Bad debt tied to local commercial properties has yet to pile up on bank balance sheets, but that could change soon.
Though the delinquency rate for bank loans secured by income-producing real estate in the Chicago area edged higher in the early days of the coronavirus pandemic, it remains well below the levels reached during the last recession. The local delinquency rate was 1.4 percent in the third quarter, up from 1.1 percent a year earlier but down from 1.5 percent in the second quarter, according to Trepp, a New York-based research firm.
The numbers paint a surprisingly rosy picture of the commercial real estate market, belying the gloomy narrative today of rising vacancies, falling rents and mounting distress.
But the picture may look better than it really is because of the CARES Act, the federal COVID-19 bailout passed in March. The law allowed banks to defer mortgage payments from borrowers without reporting the loans as past due. In reports that banks file with federal regulators, the loans appear current, but they’re really not.
Many payment deferrals end after 180 days, meaning bank loan delinquencies will likely rise in the fourth quarter, said Matthew Anderson, managing director in Trepp’s office in Oakland, Calif. But he doesn’t expect a repeat of the last real estate bust, when the local delinquency rate peaked at 7.7 percent.
“I don’t see numbers jumping up to previous crisis levels,” Anderson said.
The U.S. delinquency rate for commercial property loans by banks also is low: just 1.2 percent in the third quarter, up from 0.8 percent a year earlier, according to Trepp.
Banks may weather the current downtown better than the last one because they have limited exposure to two of the hardest-hit commercial property sectors: hotels and retail, Anderson said. And they’re in better shape today, having resisted the temptation to load up on marginal real estate debt like they did during the last cycle, he said.
“There weren’t really broad excesses anywhere, in contrast to the Great Recession,” he said. “Real estate was obviously overheated” back then.
Anderson expects the local delinquency rate to rise to 2 to 3 percent in the fourth quarter. The length of the recession will determine where it goes from there.
“If that continues for a long time, you could see the delinquency rate rising further,” Anderson said. “That’s the real question heading into 2021—what the economy looks like at that point.”
When it comes to the state of commercial real estate lending markets, the low bank delinquency rate tells only part of the story. Delinquencies on loans packaged into mortgage bonds—or commercial mortgage-backed securities, or CMBS—have soared since the beginning of the pandemic.
The Chicago-area CMBS delinquency rate was 8.3 percent in October, down from 10.3 percent in June but up from 1.9 percent in February, according to Trepp. The delinquency rate was 57 percent—really—for hotel loans and 21 percent for retail. The Palmer House Hilton in the Loop was hit with a $338 million foreclosure suit in August after defaulting on a CMBS loan.

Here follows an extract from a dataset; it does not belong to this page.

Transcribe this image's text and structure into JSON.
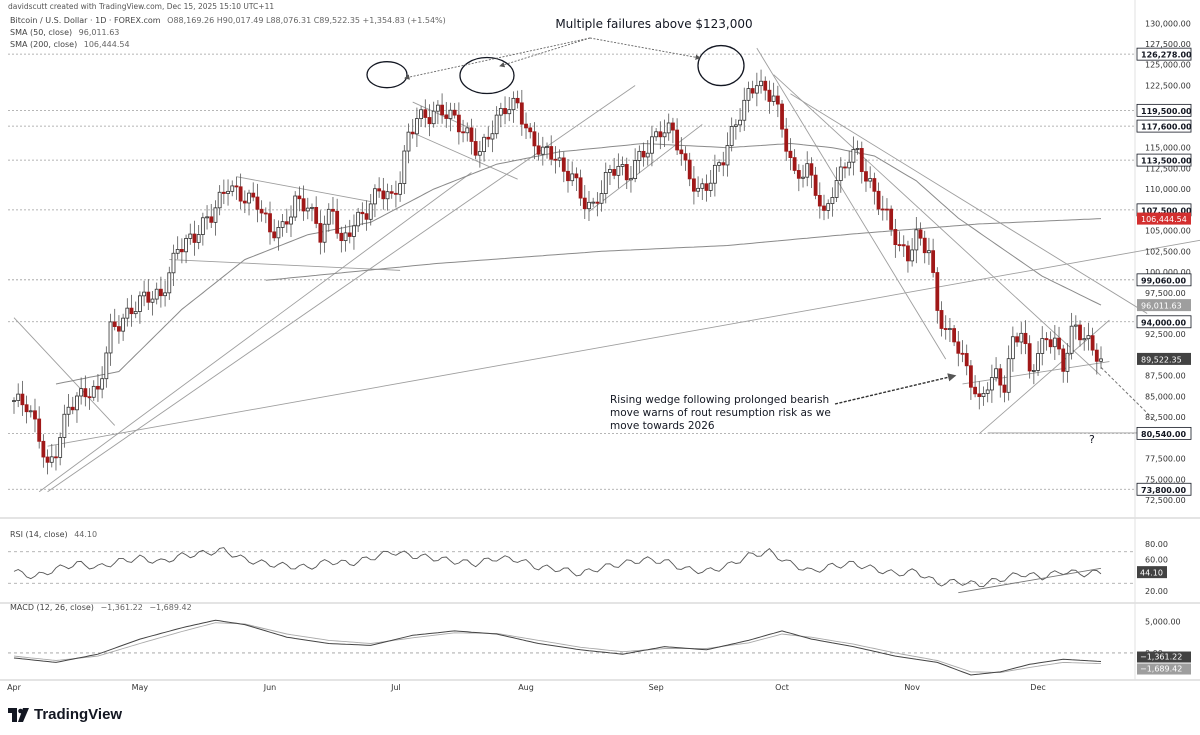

A wave of foreclosure suits filed by banks against commercial landlords has yet to come. In one of the few recent big cases, Chicago-based First Midwest Bank sued to collect $23 million from the owner of the office space in a 41-story high-rise at 105 W. Adams St.

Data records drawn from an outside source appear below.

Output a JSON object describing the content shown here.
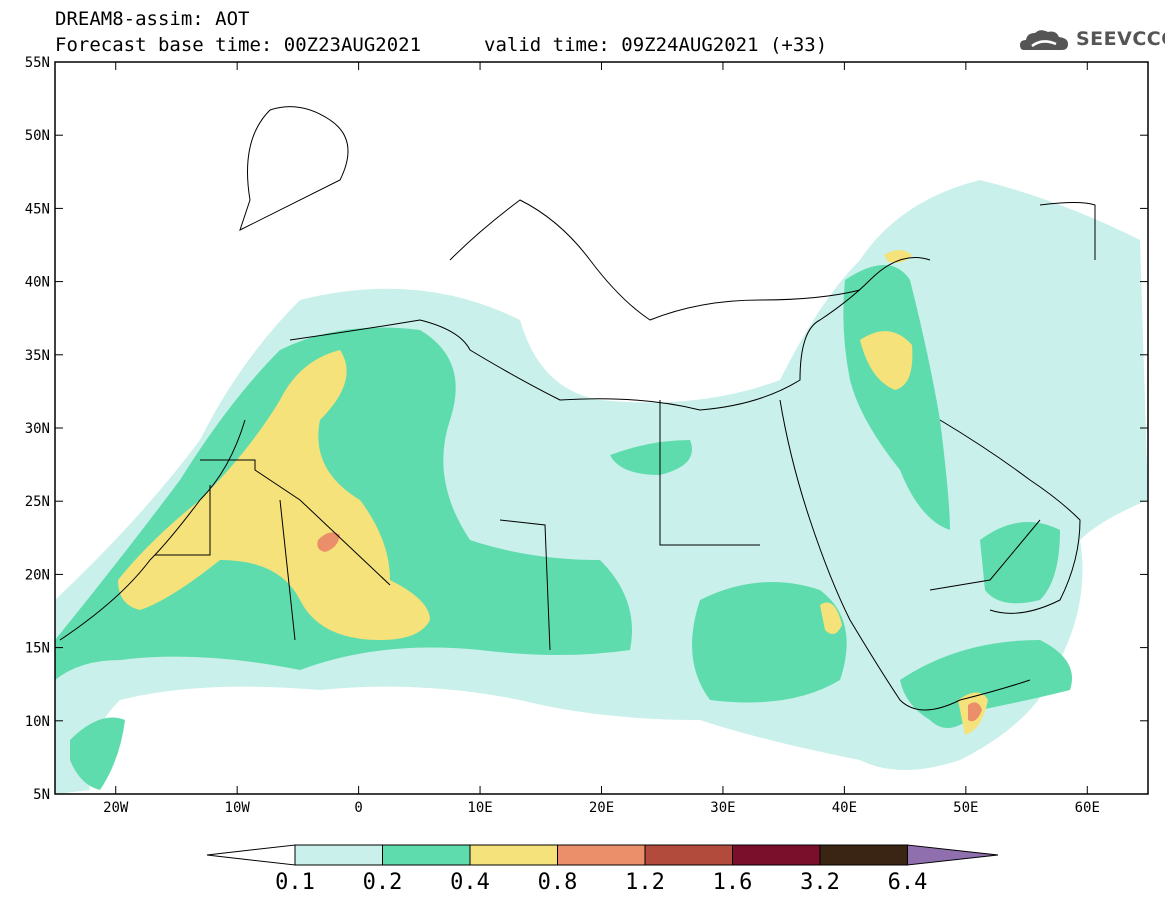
{
  "header": {
    "title": "DREAM8-assim: AOT",
    "base_time_label": "Forecast base time: 00Z23AUG2021",
    "valid_time_label": "valid time: 09Z24AUG2021 (+33)"
  },
  "logo": {
    "text": "SEEVCCC",
    "icon": "cloud-icon"
  },
  "map": {
    "lat_labels": [
      "55N",
      "50N",
      "45N",
      "40N",
      "35N",
      "30N",
      "25N",
      "20N",
      "15N",
      "10N",
      "5N"
    ],
    "lon_labels": [
      "20W",
      "10W",
      "0",
      "10E",
      "20E",
      "30E",
      "40E",
      "50E",
      "60E"
    ],
    "extent": {
      "lon": [
        -25,
        65
      ],
      "lat": [
        5,
        55
      ]
    }
  },
  "colorbar": {
    "ticks": [
      "0.1",
      "0.2",
      "0.4",
      "0.8",
      "1.2",
      "1.6",
      "3.2",
      "6.4"
    ],
    "colors": [
      "#c9f0ea",
      "#5fdcad",
      "#f5e27a",
      "#eb8f6a",
      "#b34b3c",
      "#7a0f2b",
      "#3a2414",
      "#8f6fae"
    ]
  }
}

But the bank has given many of its real estate borrowers relief through the CARES Act. In a recent investor presentation, the bank’s parent, First Midwest Bancorp, reported that it granted payment deferrals on 88 percent of its hotel loan portfolio in the first of two 90-day periods this year. It granted deferrals on 45 percent of its hotel portfolio in the second 90-day period.
The bank also granted deferrals on 59 percent of its retail property loans in the first period and 12 percent in the second. The deferral rates for office, industrial and other commercial property dropped from 17 percent in the first 90 days to 3 percent in the second.
The recent news of the pending rollout of COVID-19 vaccines offers hope for landlords trying to hang on and avoid loan trouble. The question for many borrowers is whether the economic recovery will come fast enough.
“Having the vaccines is great,” Anderson said. “There’s a light at the end of the tunnel. But all that is going to take a while.”